The aim of this paper is to read Martin Heidegger’s later philosophy in terms of the assertion that themes such as the fourfold (das Geviert) and poetic dwelling could be interpreted as mythical elements within his writing. Heidegger’s later thought is often construed as challenging and difficult due to its quasi-mystical nature. However, this paper aims to illustrate that if one approaches his later thought from the perspective of myth, a different dimension of Heidegger’s thinking is revealed which is perhaps more tenable than attempting to address his later thought purely from a philosophical position.
In brief, Heidegger’s concept of the fourfold involves the following entities: mortals, divinities, the sky and the earth. His argument is that for mortals to dwell poetically (implying the living of a meaningful, holistic life) they must recognise and assume the guardianship of Being (which is inclusive of all the elements of the fourfold). Heidegger argues that our guardianship of Being will be a natural extension of our existence, once we realise the holiness or sacred nature of Being as such. Thus, the concept of the fourfold represents the possibility of existing in a harmonious, caring (or saving), relationship with Being.
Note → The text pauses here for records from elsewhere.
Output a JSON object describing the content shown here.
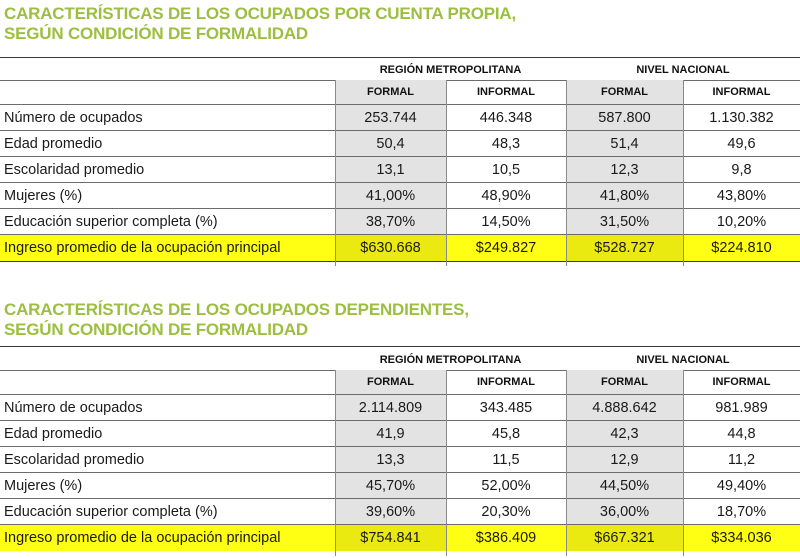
{
  "tables": [
    {
      "title_line1": "CARACTERÍSTICAS DE LOS OCUPADOS POR CUENTA PROPIA,",
      "title_line2": "SEGÚN CONDICIÓN DE FORMALIDAD",
      "group_rm": "REGIÓN METROPOLITANA",
      "group_nn": "NIVEL NACIONAL",
      "col_formal": "FORMAL",
      "col_informal": "INFORMAL",
      "rows": [
        {
          "label": "Número de ocupados",
          "rm_formal": "253.744",
          "rm_informal": "446.348",
          "nn_formal": "587.800",
          "nn_informal": "1.130.382"
        },
        {
          "label": "Edad promedio",
          "rm_formal": "50,4",
          "rm_informal": "48,3",
          "nn_formal": "51,4",
          "nn_informal": "49,6"
        },
        {
          "label": "Escolaridad promedio",
          "rm_formal": "13,1",
          "rm_informal": "10,5",
          "nn_formal": "12,3",
          "nn_informal": "9,8"
        },
        {
          "label": "Mujeres (%)",
          "rm_formal": "41,00%",
          "rm_informal": "48,90%",
          "nn_formal": "41,80%",
          "nn_informal": "43,80%"
        },
        {
          "label": "Educación superior completa (%)",
          "rm_formal": "38,70%",
          "rm_informal": "14,50%",
          "nn_formal": "31,50%",
          "nn_informal": "10,20%"
        },
        {
          "label": "Ingreso promedio de la ocupación principal",
          "rm_formal": "$630.668",
          "rm_informal": "$249.827",
          "nn_formal": "$528.727",
          "nn_informal": "$224.810"
        }
      ]
    },
    {
      "title_line1": "CARACTERÍSTICAS DE LOS OCUPADOS DEPENDIENTES,",
      "title_line2": "SEGÚN CONDICIÓN DE FORMALIDAD",
      "group_rm": "REGIÓN METROPOLITANA",
      "group_nn": "NIVEL NACIONAL",
      "col_formal": "FORMAL",
      "col_informal": "INFORMAL",
      "rows": [
        {
          "label": "Número de ocupados",
          "rm_formal": "2.114.809",
          "rm_informal": "343.485",
          "nn_formal": "4.888.642",
          "nn_informal": "981.989"
        },
        {
          "label": "Edad promedio",
          "rm_formal": "41,9",
          "rm_informal": "45,8",
          "nn_formal": "42,3",
          "nn_informal": "44,8"
        },
        {
          "label": "Escolaridad promedio",
          "rm_formal": "13,3",
          "rm_informal": "11,5",
          "nn_formal": "12,9",
          "nn_informal": "11,2"
        },
        {
          "label": "Mujeres (%)",
          "rm_formal": "45,70%",
          "rm_informal": "52,00%",
          "nn_formal": "44,50%",
          "nn_informal": "49,40%"
        },
        {
          "label": "Educación superior completa (%)",
          "rm_formal": "39,60%",
          "rm_informal": "20,30%",
          "nn_formal": "36,00%",
          "nn_informal": "18,70%"
        },
        {
          "label": "Ingreso promedio de la ocupación principal",
          "rm_formal": "$754.841",
          "rm_informal": "$386.409",
          "nn_formal": "$667.321",
          "nn_informal": "$334.036"
        }
      ]
    }
  ],
  "colors": {
    "title": "#9dbf3f",
    "highlight": "#ffff14",
    "shade": "#e3e3e3"
  }
}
However, following Heidegger this holistic (and, arguably mythical) depiction of our existence is extremely unlikely due to the rampant nature of technological enframing (Gestell) that dictates the use of human and natural resources. Conceptually though, if this holistic depiction is approached taking into account Ricoeur’s argument regarding myth then it becomes tenable. Ricoeur writes that myth has a symbolic function in terms of its power of discovery and revelation and this implies that myth has a projected horizon. This horizon, Ricoeur writes, is a ‘disclosure of unprecedented worlds, an opening on to other possible worlds which transcend the established limits of our actual world’ (1997: 8). Thus, applying these characterisations of myth to elements of Heidegger’s later philosophy will reveal a justifiable and coherent interpretation of his concept of the fourfold from a mythical perspective. Such a reading demonstrates the centrality of the fourfold in Heidegger’s later thought, which more strictly philosophical approaches may undervalue.
In closing this paper suggests the usefulness of a mythological approach to the later Heidegger, and demonstrates the continued vitality of myth, as a profoundly human paradigm which, as Heidegger recognised, can simultaneously complement and transcend our more restricted rational endeavours.